With Christians who go on
about "Jesus this" and "Jesus that," you wonder if they're
aware that in the Bible, the only people who personally addressed the Lord
Jesus Christ just as Jesus were unbelievers.
In the Four Gospels, it was
actually Christ's enemies who addressed Him personally as Jesus. There are only
two times when any of His disciples ever talked to Him using just Jesus, and in
both instances, they were acting like unbelievers.
Jesus Christ's full name is
the Lord Jesus Christ. Usually, you'll see it in the Bible as Jesus Christ or
Christ Jesus.
With the use of the name
Jesus Christ, the emphasis is on His person, but it's coupled with the fact
that He's not just a person who came to earth into humiliation, but HeÕs God.
With the name Christ Jesus,
the emphasis is not on His person, but on His office, or the position that He
holds.
In Matthew 8:28, Christ is at
Gadara casting out the demons when it says he met "two possessed with
devils" who cried out, "What have we do to with thee, Jesus, thou Son of God? art thou come hither to torment us
before the time?"
These two, rather than
exalting Christ, were addressing Him in such a way to try and bring Him down to
their level.
As my pastor, Richard Jordan
(Shorewood Bible Church, Rolling Meadows, Ill.) explains it, "They know
and understand who He is—the Son of God—but you can see the
contempt they have for Him. They're not talking about Him like they love
Him."
There are other times in the
Gospels when the name Jesus isn't used in contempt but in association with His
rejection. When you see a disciple doing it, for instance, it indicates a lack
of faith; a stepping back to the position of an unbeliever because of a loss of
confidence in Him as the Messiah.
An example of this is in Luke
24:15-19 when Christ appears after His resurrection to the Emmaus disciples.
The passage reads,
"And it came to pass,
that, while they communed together and reasoned, Jesus himself drew near, and
went with them.
"But their eyes were holden that they should not know him.
"And he said unto them, What manner of communications are these that ye
have one to another, as ye walk, and are sad?
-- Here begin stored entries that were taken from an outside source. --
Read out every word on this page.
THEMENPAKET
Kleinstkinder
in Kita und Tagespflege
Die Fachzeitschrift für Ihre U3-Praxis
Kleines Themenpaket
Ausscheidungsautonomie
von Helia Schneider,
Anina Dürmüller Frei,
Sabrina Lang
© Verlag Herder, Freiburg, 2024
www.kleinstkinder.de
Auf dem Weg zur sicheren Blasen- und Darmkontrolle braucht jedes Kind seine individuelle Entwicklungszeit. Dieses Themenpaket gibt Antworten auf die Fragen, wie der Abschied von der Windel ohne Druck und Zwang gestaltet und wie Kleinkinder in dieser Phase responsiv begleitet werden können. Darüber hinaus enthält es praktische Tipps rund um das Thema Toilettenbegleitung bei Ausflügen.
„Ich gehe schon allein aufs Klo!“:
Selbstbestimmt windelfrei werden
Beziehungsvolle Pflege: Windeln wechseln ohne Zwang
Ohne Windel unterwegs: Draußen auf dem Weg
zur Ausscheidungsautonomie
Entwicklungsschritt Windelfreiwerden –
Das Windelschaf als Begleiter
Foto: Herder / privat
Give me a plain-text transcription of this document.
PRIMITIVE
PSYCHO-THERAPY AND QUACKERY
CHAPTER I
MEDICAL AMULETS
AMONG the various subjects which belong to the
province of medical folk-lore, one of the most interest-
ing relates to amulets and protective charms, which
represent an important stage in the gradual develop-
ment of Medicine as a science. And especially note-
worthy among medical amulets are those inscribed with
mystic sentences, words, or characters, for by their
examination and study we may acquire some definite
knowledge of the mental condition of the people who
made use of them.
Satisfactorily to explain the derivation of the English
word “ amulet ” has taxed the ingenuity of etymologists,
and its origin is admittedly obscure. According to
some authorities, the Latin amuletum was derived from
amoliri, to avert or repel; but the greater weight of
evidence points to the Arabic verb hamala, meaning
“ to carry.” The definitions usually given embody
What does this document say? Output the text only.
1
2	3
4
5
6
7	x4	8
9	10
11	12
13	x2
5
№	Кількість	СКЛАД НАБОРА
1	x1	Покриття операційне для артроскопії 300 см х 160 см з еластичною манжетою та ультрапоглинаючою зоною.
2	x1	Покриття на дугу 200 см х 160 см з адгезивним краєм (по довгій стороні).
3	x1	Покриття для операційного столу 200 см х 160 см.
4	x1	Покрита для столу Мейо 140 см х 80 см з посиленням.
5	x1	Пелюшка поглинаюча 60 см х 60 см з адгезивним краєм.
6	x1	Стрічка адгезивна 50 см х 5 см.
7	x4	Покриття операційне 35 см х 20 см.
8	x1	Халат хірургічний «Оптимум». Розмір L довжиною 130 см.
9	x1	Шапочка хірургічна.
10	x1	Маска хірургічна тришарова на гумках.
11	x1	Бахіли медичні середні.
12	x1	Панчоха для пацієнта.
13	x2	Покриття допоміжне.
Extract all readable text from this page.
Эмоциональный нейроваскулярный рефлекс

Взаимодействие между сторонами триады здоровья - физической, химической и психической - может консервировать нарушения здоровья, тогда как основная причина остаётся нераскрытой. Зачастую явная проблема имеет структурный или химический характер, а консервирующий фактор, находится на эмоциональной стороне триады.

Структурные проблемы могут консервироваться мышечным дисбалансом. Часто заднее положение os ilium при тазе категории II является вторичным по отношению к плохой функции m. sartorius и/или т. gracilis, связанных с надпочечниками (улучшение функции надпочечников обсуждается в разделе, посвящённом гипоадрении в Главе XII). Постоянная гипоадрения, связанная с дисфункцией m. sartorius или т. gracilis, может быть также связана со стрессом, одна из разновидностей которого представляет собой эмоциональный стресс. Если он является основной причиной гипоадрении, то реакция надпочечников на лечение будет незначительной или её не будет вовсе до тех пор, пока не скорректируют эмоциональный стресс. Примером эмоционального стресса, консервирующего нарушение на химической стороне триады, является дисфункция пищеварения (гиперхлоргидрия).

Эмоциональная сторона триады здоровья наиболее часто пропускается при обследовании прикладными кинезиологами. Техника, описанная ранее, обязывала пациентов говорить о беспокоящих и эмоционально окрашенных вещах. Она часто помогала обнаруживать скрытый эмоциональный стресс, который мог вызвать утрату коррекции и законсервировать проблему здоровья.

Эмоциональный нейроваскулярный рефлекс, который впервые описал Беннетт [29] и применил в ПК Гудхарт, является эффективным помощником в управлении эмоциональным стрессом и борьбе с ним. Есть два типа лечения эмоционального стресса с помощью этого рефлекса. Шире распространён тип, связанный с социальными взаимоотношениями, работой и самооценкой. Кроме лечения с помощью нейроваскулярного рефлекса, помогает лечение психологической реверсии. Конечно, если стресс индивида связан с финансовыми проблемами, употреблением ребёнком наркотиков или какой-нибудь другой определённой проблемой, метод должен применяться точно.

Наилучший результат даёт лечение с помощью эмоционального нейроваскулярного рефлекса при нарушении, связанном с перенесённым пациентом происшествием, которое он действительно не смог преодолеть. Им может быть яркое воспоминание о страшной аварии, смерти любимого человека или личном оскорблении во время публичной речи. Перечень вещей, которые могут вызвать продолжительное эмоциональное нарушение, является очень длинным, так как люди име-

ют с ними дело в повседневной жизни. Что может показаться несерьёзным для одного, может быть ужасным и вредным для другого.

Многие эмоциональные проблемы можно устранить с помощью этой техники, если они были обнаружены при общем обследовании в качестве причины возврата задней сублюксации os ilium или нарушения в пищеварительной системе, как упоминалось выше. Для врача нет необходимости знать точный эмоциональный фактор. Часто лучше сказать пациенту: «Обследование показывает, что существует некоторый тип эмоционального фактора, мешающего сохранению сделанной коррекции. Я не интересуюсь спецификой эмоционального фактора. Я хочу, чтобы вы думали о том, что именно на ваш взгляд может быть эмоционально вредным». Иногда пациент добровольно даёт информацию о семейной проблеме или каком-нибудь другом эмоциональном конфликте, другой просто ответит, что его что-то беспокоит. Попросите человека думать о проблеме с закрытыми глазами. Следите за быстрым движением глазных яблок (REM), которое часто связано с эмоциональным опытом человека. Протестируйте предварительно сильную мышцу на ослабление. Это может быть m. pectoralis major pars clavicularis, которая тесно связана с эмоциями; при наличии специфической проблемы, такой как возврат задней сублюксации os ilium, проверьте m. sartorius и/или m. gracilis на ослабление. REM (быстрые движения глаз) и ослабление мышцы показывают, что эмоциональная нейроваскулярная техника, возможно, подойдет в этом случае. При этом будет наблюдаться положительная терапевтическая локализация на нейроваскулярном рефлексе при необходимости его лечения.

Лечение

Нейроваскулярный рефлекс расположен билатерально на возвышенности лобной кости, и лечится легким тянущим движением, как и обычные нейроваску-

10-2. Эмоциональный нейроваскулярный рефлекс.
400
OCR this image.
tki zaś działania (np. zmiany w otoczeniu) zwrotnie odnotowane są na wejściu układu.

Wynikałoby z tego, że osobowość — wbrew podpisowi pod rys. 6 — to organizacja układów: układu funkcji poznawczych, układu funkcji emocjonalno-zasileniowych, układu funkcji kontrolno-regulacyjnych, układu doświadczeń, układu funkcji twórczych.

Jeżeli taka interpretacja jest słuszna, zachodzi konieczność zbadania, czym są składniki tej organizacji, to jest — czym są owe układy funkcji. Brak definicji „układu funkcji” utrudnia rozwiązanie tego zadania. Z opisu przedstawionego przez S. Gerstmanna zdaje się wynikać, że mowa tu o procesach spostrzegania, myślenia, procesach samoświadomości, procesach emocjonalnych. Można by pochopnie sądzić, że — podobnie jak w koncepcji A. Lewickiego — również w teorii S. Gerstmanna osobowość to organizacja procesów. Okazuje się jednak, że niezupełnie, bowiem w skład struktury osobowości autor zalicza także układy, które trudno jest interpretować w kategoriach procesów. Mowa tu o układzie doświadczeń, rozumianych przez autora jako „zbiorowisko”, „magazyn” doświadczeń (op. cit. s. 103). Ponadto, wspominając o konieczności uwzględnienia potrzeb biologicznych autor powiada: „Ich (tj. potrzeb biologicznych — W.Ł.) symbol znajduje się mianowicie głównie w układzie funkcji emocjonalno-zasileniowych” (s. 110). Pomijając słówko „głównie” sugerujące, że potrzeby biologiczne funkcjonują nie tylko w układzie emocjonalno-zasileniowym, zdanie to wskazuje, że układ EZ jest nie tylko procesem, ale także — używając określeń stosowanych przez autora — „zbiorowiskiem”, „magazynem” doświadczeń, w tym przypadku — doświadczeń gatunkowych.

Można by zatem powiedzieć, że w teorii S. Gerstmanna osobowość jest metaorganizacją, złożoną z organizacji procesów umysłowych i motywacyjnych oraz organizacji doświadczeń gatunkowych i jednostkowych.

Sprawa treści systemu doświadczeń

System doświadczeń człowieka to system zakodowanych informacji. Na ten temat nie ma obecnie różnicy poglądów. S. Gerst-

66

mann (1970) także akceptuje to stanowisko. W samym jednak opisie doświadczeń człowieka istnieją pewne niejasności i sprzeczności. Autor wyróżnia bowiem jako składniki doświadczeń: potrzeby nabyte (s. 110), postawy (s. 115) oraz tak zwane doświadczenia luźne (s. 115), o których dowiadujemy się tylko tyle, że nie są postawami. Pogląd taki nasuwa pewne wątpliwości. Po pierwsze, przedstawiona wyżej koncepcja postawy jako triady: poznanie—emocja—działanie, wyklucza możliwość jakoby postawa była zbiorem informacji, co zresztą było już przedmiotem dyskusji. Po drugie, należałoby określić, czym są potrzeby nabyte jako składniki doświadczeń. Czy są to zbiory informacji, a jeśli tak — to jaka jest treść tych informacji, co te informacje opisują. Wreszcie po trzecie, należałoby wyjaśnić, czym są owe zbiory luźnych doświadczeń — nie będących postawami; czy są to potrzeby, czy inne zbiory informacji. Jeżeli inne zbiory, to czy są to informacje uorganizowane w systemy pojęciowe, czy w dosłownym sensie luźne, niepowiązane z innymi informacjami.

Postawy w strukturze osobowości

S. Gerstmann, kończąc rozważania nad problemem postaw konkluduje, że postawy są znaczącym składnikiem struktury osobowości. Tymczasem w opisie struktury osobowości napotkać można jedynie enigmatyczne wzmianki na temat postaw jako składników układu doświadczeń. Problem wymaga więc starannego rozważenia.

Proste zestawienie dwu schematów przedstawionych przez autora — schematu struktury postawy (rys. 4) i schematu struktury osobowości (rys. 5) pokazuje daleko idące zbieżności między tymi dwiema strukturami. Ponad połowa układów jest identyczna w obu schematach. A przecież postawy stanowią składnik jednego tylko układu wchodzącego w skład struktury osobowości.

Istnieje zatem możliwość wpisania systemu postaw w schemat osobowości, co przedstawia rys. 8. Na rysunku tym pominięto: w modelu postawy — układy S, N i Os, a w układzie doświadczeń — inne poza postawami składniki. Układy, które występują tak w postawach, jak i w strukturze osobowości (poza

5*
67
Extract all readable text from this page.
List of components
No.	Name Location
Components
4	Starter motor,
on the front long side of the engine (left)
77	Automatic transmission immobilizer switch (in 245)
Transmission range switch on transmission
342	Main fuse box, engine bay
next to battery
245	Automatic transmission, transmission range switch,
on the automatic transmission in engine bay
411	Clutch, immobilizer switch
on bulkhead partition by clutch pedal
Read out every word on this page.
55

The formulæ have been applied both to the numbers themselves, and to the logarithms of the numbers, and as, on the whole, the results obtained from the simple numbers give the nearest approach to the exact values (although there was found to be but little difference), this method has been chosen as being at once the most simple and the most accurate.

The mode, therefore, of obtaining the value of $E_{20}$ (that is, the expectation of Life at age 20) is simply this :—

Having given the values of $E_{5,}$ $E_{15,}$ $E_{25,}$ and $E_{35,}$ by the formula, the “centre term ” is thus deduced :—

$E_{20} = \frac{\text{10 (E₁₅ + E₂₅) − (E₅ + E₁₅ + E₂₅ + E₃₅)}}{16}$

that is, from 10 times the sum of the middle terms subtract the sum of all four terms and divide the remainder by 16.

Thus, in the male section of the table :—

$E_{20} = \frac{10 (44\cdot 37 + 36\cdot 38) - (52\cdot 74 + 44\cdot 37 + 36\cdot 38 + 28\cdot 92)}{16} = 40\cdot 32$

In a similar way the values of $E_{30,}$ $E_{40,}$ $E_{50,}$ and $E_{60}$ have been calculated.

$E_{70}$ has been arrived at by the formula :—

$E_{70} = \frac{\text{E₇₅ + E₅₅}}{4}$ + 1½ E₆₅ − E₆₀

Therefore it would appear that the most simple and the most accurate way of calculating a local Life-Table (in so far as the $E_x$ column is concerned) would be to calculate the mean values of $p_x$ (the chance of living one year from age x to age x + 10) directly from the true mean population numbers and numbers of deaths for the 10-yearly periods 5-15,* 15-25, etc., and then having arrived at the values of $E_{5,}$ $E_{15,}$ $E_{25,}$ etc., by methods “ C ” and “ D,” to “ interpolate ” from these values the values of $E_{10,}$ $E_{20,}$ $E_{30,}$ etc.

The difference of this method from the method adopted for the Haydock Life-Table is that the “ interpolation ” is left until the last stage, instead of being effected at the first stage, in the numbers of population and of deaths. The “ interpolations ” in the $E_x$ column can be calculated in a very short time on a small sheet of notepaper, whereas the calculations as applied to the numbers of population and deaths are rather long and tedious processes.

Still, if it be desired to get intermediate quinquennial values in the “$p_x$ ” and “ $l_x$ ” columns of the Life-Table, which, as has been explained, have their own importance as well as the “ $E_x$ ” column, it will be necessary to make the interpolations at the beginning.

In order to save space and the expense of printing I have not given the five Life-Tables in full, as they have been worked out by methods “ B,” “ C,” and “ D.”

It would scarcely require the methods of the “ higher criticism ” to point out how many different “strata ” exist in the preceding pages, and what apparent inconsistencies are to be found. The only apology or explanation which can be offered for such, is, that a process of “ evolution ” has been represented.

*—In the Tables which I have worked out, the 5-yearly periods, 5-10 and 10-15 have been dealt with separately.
"And the one of them, whose name was Cleopas, answering said unto him, Art
thou only a stranger in Jerusalem, and hast not known the things which are come
to pass therein these days?
"And he said unto them, What things? And they said unto him, Concerning Jesus
of Nazareth, which was a prophet
mighty in deed and word before God and all the people:"
Especially in the Book of
Acts, the name "Jesus of Nazareth" is consistently used in
association with Christ's humiliation—His rejection.
"There's something about
the Crosswork, there's something about Him coming to be rejected and to die in
humiliation—what He did as Jesus Christ—that they couldn't figure
out," explains Jordan. "It's something God had planned all along but
only revealed it to and through the Apostle Paul, because had it been
previously known they wouldn't have crucified the Lord of glory.
"That name that was once
associated with His humiliation has forever been linked with the Crosswork and
the Cross today is the source of all of His glory, and all of His wisdom. That
secret has been made known."
As Paul writes so masterfully
in Phil. 2:9-11,
"Let this mind be in
you, which was also in Christ Jesus: Who, being in the form of God, thought it
not robbery to be equal with God:
"But made himself of no reputation, and took upon him the form of a
servant, and was made in the likeness of men:
"And being found in fashion as a man, he humbled himself, and became
obedient unto death, even the death of the cross.
"Wherefore God also hath highly exalted him, and given him a name which
is above every name:
"That at the name of Jesus every
knee should bow, of things in heaven, and things in earth, and things under the
earth;
"And that every tongue should confess that Jesus Christ is Lord, to the glory of God the Father."
Editor's Note:
One of the quickest ways you
know to be suspicious of all the modern Bible translations (which come from a
different line of Greek text than the Received Text of the King James Bible) is
to see how many times the title "Lord" is omitted.
Even in the New King James
Version, the title has been left out 66 times.
In Gail Riplinger's book,
"New Age Bible Versions," she points out how frequently the word
"Lord" is missing from the New International Version and how one of
its translators, Dr. Edwin Palmer, actually wrote a book arguing there are only
a few texts that prove the deity of Christ.
Riplinger complains what a
ludicrous thing for anyone to suggest when there are hundreds of times in the
Bible in which Christ is called Lord. The guy obviously doesn't get it that the
Bible's references to Christ as the Lord Jesus are, indeed, statements about
His deity.
"When you say 'the Lord
Jesus Christ,' you're saying 'Jehovah,' " says my pastor. "He's the
Supreme One. He's the one who owns the whole shooting match."